Serelaxin Inhibits Lipopolysaccharide-induced Inflammatory Response in Cardiac Fibroblasts by Activating Peroxisome Proliferator-activated Receptor- and Suppressing the Nuclear Factor-Kappa B Signaling Pathway

Serelaxin (sRLX) has an inhibitory effect on fibrosis. However, whether the antifibrotic effects of sRLX are achieved by inhibiting the inflammatory response has not been clarified. This study aimed to investigate the role of sRLX in lipopolysaccharide (LPS)-induced inflammation in cardiac fibroblasts and elucidate the underlying mechanisms. Cardiac fibroblasts were isolated from adult rat hearts. The effect of sRLX on the inhibition of the inflammatory response after LPS induction was examined. Cell viability was measured by MMT assay. Cell proliferation was determined using the Cell Counting Kit-8. The levels of inflammatory cytokines IL-1 beta, IL-6, TNF-alpha, and IL-10 were measured using an enzyme-linked immunosorbent assay.
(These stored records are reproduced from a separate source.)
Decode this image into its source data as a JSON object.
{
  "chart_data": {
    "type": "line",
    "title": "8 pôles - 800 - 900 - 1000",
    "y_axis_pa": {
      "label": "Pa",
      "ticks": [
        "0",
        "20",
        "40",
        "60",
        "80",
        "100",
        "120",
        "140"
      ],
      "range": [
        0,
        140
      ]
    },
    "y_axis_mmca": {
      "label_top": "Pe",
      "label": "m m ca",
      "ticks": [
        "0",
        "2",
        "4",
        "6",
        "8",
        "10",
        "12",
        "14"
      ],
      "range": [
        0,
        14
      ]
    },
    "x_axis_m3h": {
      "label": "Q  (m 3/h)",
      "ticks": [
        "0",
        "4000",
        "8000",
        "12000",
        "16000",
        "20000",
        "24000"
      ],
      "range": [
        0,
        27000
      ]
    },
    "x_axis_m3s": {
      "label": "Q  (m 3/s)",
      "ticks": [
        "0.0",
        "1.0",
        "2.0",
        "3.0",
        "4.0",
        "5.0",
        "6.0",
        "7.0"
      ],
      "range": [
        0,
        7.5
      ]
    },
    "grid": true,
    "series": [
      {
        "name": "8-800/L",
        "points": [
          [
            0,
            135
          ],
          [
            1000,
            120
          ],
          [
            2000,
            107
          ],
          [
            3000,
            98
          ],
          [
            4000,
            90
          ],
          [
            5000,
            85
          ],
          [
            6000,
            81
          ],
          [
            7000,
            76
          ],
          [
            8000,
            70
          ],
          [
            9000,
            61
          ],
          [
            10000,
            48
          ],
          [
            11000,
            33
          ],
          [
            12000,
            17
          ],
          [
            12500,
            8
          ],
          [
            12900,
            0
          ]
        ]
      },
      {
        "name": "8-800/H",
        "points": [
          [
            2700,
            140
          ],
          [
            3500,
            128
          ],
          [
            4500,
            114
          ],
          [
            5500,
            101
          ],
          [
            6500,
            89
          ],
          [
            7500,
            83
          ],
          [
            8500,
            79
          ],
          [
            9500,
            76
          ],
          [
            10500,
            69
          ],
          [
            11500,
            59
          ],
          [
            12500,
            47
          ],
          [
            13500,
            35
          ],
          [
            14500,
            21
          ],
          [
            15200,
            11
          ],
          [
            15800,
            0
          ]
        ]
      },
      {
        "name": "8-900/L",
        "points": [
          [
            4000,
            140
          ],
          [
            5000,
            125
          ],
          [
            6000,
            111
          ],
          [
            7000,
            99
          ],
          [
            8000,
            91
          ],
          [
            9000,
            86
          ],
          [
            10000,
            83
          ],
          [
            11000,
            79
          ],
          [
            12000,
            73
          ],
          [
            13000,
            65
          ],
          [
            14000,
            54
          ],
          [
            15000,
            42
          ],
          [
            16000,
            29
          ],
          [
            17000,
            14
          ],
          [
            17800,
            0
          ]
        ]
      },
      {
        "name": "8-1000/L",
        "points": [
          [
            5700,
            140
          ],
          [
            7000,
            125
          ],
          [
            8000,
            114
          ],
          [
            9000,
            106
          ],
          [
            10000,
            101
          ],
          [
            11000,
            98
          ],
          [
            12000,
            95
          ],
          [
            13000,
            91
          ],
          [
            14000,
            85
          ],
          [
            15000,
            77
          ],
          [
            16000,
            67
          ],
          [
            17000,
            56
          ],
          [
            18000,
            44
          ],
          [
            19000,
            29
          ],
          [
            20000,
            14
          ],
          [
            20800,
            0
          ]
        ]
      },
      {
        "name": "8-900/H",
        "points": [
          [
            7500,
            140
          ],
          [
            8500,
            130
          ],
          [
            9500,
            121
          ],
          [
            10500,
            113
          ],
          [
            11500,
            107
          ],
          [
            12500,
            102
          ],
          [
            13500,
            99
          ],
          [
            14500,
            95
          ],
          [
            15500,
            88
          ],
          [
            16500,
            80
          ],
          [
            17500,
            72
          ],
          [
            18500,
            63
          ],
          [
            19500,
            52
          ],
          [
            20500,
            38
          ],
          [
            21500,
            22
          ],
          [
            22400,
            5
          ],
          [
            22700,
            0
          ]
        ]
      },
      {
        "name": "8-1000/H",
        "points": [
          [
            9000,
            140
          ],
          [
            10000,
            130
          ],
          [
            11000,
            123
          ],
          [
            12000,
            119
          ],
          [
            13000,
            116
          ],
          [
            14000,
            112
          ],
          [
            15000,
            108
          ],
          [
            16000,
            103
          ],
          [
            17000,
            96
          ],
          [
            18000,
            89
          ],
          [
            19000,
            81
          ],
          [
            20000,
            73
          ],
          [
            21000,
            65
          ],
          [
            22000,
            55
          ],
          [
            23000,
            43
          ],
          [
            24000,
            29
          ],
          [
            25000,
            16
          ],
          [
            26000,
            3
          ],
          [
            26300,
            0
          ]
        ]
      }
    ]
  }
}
The mRNA levels of a-smooth muscle actin (alpha-SMA), collagen I/III, MMP-2, MMP-9, IL-1 beta, IL-6, TNF-alpha, IL-10, IkBa, p-IkBa, p65 subunit of nuclear factor-kappa B (NF-kB), and peroxisome proliferator-activated receptor-g (PPAR-gamma) were assessed by real-time quantitative PCR. The protein levels of alpha-SMA, collagen I/III, MMP-2, MMP-9, IkBa, p-IkBa, p65, p-p65, and PPAR-gamma were examined by western blotting. sRLX inhibited LPS-induced IL-1 beta, IL-6, TNF-alpha, alpha-SMA, and collagen I/III, and elevated the expression of IL-10, MMP-2, and MMP-9. Moreover, LPS-induced activation of NF-kB pathway was suppressed by sRLX treatment. Further studies showed that sRLX did not significantly increase the expression of PPAR-gamma mRNA and protein, but activated PPAR-gamma activity, and the PPAR-g inhibitor GW9662 reversed the inhibitory effect of sRLX on IL-1 beta, IL-6, and TNF-alpha production. These results suggest that sRLX alleviates cardiac fibrosis by stimulating PPAR-gamma through a ligand-independent mechanism that subsequently abolish the expression of NF-kB signaling pathway.